Entonces, la voz de Zhao Tianba salió del teléfono que el hombre había dejado caer.

Chen Fan, manchado de sangre y sonrojado, se destacaba con sus brillantes ojos negros.

Sosteniendo a Zhao Hong, que se había puesto pálido como un fantasma, con una mano, Chen Fan se inclinó para recoger el teléfono y dijo fríamente:
— Zhao Tianba, ¿estás listo?

Después de eso, destrozó el teléfono, agarró el rifle de asalto y dos rondas de munición de los brazos del hombre, miró hacia la fábrica brillantemente iluminada a través de la puerta de hierro, y se dio la vuelta para irse.

En la fábrica, Zhao Tianba escuchó la voz de Chen Fan de nuevo, se estremeció y dejó caer su teléfono por nerviosismo.

El cigarro recién encendido se le cayó de la boca.

Con la cara pálida, rugió:
— ¡Pre…

prepárense!

¡Todos ustedes malditos prepárense!

¡¡El bastardo viene en camino!!

Habiendo dicho eso, Zhao Tianba se retiró apresuradamente detrás de una máquina en la parte trasera, espiando subrepticiamente la entrada de la fábrica.

Un segundo, dos segundos, tres segundos, cuatro segundos, cinco segundos…

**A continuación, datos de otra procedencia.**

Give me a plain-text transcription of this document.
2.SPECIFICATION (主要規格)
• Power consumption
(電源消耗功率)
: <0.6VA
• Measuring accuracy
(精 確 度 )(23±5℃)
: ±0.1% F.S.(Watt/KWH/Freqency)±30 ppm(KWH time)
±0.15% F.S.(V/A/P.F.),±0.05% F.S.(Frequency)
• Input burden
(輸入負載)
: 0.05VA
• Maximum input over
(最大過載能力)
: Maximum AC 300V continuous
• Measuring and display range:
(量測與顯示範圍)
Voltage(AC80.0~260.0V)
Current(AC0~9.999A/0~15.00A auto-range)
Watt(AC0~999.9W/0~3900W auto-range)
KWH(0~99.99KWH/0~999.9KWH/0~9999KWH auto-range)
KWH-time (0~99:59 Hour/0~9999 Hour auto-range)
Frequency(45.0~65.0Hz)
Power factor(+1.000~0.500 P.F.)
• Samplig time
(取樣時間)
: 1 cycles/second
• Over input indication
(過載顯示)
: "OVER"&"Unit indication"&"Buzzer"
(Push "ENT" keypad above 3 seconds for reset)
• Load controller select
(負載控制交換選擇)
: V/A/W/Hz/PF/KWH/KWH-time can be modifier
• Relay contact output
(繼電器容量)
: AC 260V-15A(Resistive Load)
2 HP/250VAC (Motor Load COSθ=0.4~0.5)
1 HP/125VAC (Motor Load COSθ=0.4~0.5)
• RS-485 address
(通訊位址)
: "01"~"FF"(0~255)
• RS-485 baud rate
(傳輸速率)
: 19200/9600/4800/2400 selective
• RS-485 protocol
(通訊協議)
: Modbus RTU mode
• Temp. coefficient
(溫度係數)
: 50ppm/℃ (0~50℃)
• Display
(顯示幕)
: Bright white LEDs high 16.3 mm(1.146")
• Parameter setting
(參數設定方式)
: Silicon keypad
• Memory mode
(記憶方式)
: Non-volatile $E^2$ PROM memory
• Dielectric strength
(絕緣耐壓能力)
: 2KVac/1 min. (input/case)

El tiempo pasaba, pero para Zhao Tianba, se sentía como si hubieran pasado varios siglos.

De repente-
¡Una luz deslumbrante apareció en la entrada de la fábrica cuando una furgoneta Toyota se precipitó dentro!

Bang, Bang, Bang, Bang, Bang, Bang…

En el instante en que apareció el coche, los hombres de Zhao Tianba, con los rostros tensos, apretaron los gatillos.

Las balas llovieron sobre la furgoneta Toyota como si el dinero no fuera problema, destrozando el parabrisas instantáneamente.

Los fragmentos cayeron sobre el suelo de concreto, creando un sonido tintineante.

—¡¡No!!

Al unísono, una voz aterrorizada resonó dentro de la fábrica.